The first thing I noticed was the silence. There was no prelude music, no banal conversations in unmodulated tones, no one-sided cell phone silliness; just a few low whispers, the cadence of condolences, and the quiet old ladies whispering hush. Hugs and handshakes were given and received. In that extended silence there was a fundamental respect.
Polished wood warmed the room: curved pews with carved detail, wooden rails and paneling, a traditional wooden hymn board with white numbers. The April sun bled through the pointed arch stained glass windows, coloring the room. Flowers curtained the front, embraced the casket.
As the service began, we sang her favorite hymns: How Great Thou Art, In the Garden, and Amazing Grace.
With shouts of acclamation
And take me home,
What joy shall fill my heart!
Yea, when this flesh and heart shall fail,
And mortal life shall cease,
I shall possess within the veil,
A life of joy and peace.
‘Tis Grace that brought me safe thus far
And Grace will lead me home.
We had gathered to pay our respects to Averil, a simple woman who made a difference. Like her name, she came from a different time, from a culture of community and generosity, industry and responsibility. Her mother was born in the post office; she was born in the telephone office. Through Averil we saw an example of the habits and priorities of a life lived in service to others. She “never walked across a floor without seeing something to pick up.” She was born loving her parents. She was an enabler of scholars.

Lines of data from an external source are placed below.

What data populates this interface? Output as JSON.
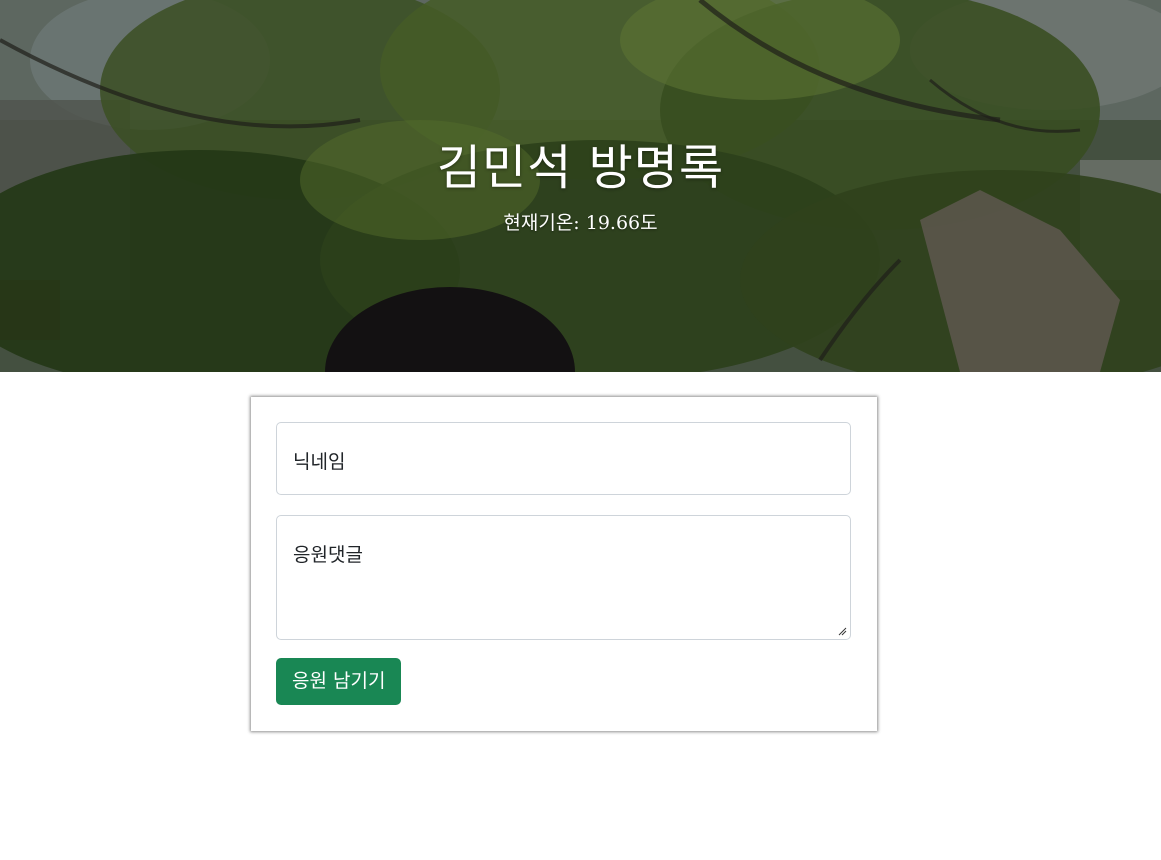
{
  "header": {
    "title": "김민석 방명록",
    "temperature": "현재기온: 19.66도"
  },
  "form": {
    "nickname_placeholder": "닉네임",
    "comment_placeholder": "응원댓글",
    "submit_label": "응원 남기기"
  },
  "colors": {
    "submit_button": "#198754",
    "field_border": "#ced4da"
  }
}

Her devotion to family extended in all directions. The numbers of her life are staggering. She was married 68 years; she and her husband kept her father-in-law 28 years. Her children and grandchildren were lavish in their praise. They were given a legacy of legendary country breakfasts, of hand-made quilts, of tailored clothing, of insistence on hard work, of garden produce, of hunting and fishing, and of countless plates of home cooked food. There was no question which scripture passage would be read. Proverbs 31 was precisely right.
The marriage of Bob and Averil is one of those rare and precious relationships. Their love for one another was evident in their smiles, their speech, and especially as they held on to one another when they walked.
The service closed with the recitation of the Lord’s Prayer. In United Methodist tradition, we used the word trespasses. All those glorious esses in “as we forgive those who trespass against us” rebounded off each other in the air.
There is something very satisfying about a good funeral. At a good funeral you are inspired to imitate the deceased. Good grief is the final gift Averil gave her family.